さて、クラークのビジョンはとてもおもしろい。10億年の歴史を強度に圧縮するのもすごい。と19歳の若者は思った。でもそれから約半世紀を開けて読みなおすと、いろいろな元ネタが見えてくる。
・未来都市はイギリスのSFやユートピア小説を参照している。ダイアスパーの工業都市はハックスリー「すばらしい新世界」だし(とくに出産の工業化)、リスの田園都市はウィリアム・モリス「ユートピアだより」。10億年の歴史の圧縮と未来の人類の退化は、ウェルズ「タイム・マシン」。
・過去に「銀河帝国」の支配があり、帝国の崩壊後、国家機能がなくなって城壁に囲まれた都市に縮小する。そこに知識と技術が伝承される。あるときアノマリーが出現して、別の社会との交通が始まる。人の移動が起きて、知識の交換がある。この流れは西洋史をなぞっている。城壁に閉ざされて出入りが許されないという設定を読んだとき、中世の城壁都市を思い出したよ。都市間の交通がさかんになると、さらに外の世界に雄飛するようになるのも、大航海時代を思い起こさせる(ただし、実際の歴史では大航海を始めたのは、モンゴル帝国とされる。中近東にできた帝国がインド洋から東南アジアへの海路を開いた)。
・「都市と星」の世界(宇宙より大きい)の構成や進化の説明は、「存在の大いなる連鎖」をそのままなぞっている。すなわち、人間は世界のなかではちっぽけな都市に閉塞していて、満足しているがよりよくなる可能性がない存在。しかも「帝国」や「主」のようなより高次の存在からも見放されている。無視されている。リスの群体生物のような集合知すら持っていない。それがより高次な存在を知り、その知恵や知識や技術などを得ることにより、現在よりも高次な存在に上昇することができる。その努力をしなければならない。ここがまさに「存在の大いなる連鎖」そのもの。進化の帰結として生命が物質の肉体をすて、純粋思念体になるというのは、ベルクソン「創造的進化」と同じ。クラークの考えはベルクソンにとても近い。
(「存在の大いなる連鎖」は何度も文芸化された。中世にはダンテ「神曲」、近世にはゲーテ「ファウスト」。20世紀には本作。)

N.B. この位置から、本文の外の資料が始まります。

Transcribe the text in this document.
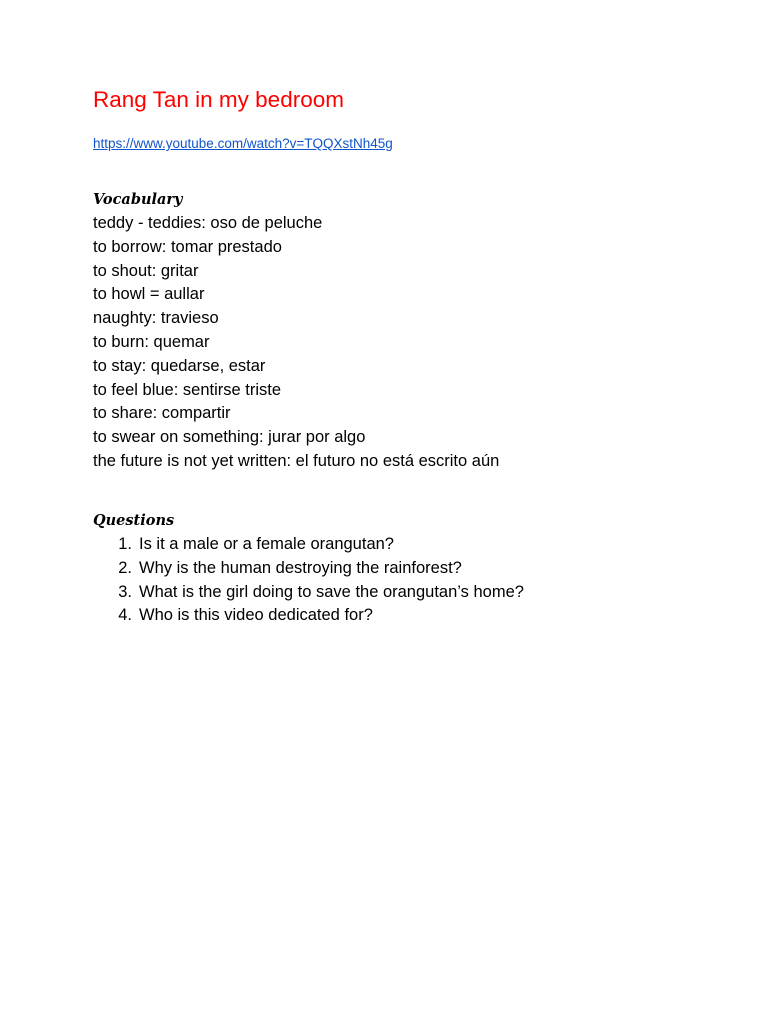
Rang Tan in my bedroom
https://www.youtube.com/watch?v=TQQXstNh45g
Vocabulary
teddy - teddies: oso de peluche
to borrow: tomar prestado
to shout: gritar
to howl = aullar
naughty: travieso
to burn: quemar
to stay: quedarse, estar
to feel blue: sentirse triste
to share: compartir
to swear on something: jurar por algo
the future is not yet written: el futuro no está escrito aún
Questions
1. Is it a male or a female orangutan?
2. Why is the human destroying the rainforest?
3. What is the girl doing to save the orangutan’s home?
4. Who is this video dedicated for?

・世界の構成は西洋の哲学がずっと考えていたことと同じ。アノマリーとしてのアルヴィンはイエスになぞらえている。停滞した世界の穴あけと雄飛の可能性の示唆は、西洋の近代以降の歴史をなぞる。「都市と星」を読むことは、西洋に対する自信をもたせ、西洋がやってきたこととこれからやろうとすることを全面的に肯定させる。西洋中心主義を強化させる内容なのだ。
(ことに農本主義のリスに対する見方は危険。寿命の圧倒的な差、技術の違いがあるのに、ダイアスパーという機械都市の基準に合わせようとしている。リスの代表者の女性も、アルヴィンの友達である女性を軽視。両方の都市の評議会メンバーは男性ばかり。アルヴィンとバディの対等さにフォーカスすると、地球の都市の家父長制を見逃してしまいそう。)